I liked the way you ended the chapter with the unanswered question about the verdict, and what penance was assigned to Cadvan. Overall, I liked this. Good luck with your story!
| Astiza 1/4/13 . chapter 13
I couldn't believe it when I saw the New Chapter update in my inbox. I love this story - this really makes me want to go back and reread the series after all these years.
You write beautifully and you do a great job keeping everyone in character. The issues in this fic were addressed well too. I love this story; thanks so much for writing.
| Aqua-lily6 1/4/13 . chapter 13
I had thought you had given up writing! Thank goodness you havent! Brilliant chapter! Please dont leave it so long to update again!
| SyrenHug 9/9/12 . chapter 12
This is just lovely.
| ChloeAndDerek4Eva 8/1/12 . chapter 12
really good i couldnt stop reading it :)
| turtlelover0511 3/21/12 . chapter 12
Awwwww :D Yay! Maerad and Cadvan are okay now! This was a great chapter! Please update soon :)
| Kipitry 12/13/11 . chapter 11
Enjoyable.

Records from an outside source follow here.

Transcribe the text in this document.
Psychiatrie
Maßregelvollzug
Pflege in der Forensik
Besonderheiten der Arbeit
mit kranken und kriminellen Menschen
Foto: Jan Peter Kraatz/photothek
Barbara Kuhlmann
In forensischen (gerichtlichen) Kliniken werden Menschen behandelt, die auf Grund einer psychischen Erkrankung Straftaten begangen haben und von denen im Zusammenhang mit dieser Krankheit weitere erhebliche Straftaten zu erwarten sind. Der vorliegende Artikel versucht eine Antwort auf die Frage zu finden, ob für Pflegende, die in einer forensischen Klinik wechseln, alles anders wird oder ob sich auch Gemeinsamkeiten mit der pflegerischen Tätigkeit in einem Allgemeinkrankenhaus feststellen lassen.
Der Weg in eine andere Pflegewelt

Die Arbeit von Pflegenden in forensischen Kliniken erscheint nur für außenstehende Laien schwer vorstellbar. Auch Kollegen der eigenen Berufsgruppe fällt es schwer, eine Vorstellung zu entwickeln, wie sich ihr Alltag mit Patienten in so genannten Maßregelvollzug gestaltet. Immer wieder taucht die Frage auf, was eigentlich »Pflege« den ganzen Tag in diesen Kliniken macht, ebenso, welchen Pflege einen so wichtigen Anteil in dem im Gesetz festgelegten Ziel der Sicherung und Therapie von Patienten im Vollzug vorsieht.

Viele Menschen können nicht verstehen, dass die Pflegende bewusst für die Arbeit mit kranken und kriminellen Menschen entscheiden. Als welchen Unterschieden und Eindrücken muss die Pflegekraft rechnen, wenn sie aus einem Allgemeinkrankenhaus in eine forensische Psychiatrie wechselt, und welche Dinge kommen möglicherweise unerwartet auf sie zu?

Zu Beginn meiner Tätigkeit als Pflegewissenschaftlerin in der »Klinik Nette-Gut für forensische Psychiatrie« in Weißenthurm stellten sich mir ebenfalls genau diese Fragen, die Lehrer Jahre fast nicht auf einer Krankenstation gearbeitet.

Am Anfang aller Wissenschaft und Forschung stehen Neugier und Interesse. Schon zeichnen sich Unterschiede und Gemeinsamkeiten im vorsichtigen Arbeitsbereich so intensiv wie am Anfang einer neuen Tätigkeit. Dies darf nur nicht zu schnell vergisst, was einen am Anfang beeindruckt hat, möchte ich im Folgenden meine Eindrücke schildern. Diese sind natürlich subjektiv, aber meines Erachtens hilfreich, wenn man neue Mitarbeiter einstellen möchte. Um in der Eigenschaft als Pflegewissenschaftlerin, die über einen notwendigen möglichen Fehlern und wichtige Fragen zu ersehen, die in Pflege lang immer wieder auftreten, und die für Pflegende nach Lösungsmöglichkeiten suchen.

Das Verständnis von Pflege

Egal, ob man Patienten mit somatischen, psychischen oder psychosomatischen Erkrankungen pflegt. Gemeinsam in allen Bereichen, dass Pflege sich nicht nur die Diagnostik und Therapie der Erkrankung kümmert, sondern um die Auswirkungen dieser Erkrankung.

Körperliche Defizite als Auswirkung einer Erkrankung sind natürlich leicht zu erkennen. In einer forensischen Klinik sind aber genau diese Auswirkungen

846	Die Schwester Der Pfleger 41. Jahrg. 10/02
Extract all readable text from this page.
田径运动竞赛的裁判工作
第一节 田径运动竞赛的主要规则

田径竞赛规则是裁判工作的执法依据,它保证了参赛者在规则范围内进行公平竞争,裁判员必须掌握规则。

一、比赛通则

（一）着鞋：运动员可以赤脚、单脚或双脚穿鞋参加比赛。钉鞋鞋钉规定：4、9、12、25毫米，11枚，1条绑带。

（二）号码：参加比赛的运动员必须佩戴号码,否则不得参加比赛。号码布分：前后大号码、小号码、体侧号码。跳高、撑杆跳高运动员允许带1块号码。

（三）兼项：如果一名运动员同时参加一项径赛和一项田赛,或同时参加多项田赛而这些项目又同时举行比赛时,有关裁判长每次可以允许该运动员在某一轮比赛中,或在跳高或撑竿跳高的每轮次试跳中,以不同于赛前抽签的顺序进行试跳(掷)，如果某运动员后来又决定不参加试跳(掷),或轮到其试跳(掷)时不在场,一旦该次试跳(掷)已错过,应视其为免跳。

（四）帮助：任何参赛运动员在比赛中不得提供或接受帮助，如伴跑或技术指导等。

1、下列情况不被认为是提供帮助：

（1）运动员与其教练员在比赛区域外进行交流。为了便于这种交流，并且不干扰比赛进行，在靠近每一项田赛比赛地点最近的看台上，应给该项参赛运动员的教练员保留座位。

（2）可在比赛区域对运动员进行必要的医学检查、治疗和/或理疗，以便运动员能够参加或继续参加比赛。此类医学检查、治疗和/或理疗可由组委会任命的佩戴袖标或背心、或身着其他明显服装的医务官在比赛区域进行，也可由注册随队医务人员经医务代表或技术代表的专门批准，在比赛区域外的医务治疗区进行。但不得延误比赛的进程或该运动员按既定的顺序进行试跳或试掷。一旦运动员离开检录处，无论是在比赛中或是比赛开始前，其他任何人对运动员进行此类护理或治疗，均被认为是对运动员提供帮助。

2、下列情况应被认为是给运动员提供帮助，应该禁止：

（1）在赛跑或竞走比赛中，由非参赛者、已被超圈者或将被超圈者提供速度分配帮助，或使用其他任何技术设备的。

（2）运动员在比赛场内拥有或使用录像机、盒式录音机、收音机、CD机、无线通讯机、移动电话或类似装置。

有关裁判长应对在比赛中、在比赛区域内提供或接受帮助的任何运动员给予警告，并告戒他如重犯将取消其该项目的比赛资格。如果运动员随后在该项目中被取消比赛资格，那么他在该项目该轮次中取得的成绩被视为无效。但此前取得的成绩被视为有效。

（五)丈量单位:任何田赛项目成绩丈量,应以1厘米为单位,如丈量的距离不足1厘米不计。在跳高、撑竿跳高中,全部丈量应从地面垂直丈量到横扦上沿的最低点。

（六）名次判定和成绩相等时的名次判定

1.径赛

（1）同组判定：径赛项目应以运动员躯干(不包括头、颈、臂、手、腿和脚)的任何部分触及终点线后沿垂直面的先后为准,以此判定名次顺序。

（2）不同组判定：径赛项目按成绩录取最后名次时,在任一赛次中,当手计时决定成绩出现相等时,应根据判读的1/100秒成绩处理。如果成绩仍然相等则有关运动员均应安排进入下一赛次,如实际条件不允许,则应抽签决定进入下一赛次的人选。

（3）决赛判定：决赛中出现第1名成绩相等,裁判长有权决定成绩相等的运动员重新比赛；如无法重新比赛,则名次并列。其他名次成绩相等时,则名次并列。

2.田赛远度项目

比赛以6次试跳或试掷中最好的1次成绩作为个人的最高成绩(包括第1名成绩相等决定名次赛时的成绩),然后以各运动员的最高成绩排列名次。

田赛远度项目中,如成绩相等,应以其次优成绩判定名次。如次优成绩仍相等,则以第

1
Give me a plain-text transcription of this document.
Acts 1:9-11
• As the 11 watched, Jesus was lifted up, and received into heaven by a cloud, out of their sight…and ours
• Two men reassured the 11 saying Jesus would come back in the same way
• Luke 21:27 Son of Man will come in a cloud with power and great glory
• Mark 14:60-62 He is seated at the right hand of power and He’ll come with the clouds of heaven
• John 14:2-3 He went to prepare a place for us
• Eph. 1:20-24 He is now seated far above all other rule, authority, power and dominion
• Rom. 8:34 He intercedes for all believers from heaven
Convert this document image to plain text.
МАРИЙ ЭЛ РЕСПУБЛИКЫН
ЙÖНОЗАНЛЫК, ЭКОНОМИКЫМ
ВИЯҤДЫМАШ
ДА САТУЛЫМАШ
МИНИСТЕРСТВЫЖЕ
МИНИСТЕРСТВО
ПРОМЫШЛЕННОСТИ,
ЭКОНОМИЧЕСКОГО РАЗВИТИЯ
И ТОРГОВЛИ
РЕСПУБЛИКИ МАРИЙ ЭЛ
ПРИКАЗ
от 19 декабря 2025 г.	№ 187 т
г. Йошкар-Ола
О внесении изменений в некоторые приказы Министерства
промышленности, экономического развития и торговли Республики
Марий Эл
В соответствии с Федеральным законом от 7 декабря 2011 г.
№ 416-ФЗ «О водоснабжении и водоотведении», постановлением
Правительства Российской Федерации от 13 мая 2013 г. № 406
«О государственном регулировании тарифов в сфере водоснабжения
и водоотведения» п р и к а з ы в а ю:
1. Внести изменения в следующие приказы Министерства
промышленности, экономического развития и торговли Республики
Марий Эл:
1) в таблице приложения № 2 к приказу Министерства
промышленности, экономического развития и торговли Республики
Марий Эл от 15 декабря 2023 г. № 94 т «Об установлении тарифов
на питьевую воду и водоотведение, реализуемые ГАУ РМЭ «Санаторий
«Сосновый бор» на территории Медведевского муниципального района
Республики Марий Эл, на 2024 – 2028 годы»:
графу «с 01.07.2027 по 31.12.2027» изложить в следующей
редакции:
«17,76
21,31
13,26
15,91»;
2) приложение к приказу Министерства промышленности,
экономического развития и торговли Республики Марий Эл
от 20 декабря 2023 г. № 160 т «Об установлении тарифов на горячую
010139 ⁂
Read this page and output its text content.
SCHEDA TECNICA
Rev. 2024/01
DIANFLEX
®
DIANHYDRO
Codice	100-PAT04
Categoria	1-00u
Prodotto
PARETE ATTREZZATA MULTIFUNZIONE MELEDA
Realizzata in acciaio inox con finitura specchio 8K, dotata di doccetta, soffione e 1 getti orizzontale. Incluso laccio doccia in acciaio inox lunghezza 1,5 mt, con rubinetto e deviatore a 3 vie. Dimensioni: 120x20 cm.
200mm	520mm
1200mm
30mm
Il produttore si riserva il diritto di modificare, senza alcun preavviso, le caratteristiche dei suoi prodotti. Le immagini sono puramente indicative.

My only comaint is that Malgorn was very OOC. He's a perfect host no matter what, he would have at least found a healer for Cadvan right away. Other than that I think you wrote the story very well. Maerad and Cadvan were very believable.
| Astiza 8/30/11 . chapter 11
Ah! You've updated (: I had all but left the Pellinor fandom and just on a whim I decided to nip over and see if it was still active and I saw you'd updated your story! So I reread it and love it all over again. Great chapter; Poor Cadvan ):
| xLaramiex 8/25/11 . chapter 11
Oh no! I was so excited to read this and now I'm all worried and sad! This is, of course, a result of how good your writing is, and should be taken as a compliment. Hopefully there will be a shorter gap between chapters next time (and a shorter gap until I review. Sorry about that).
| MickeyDawn 8/24/11 . chapter 11
No! you did not kill Cadvan? why did you Kill Cadvan?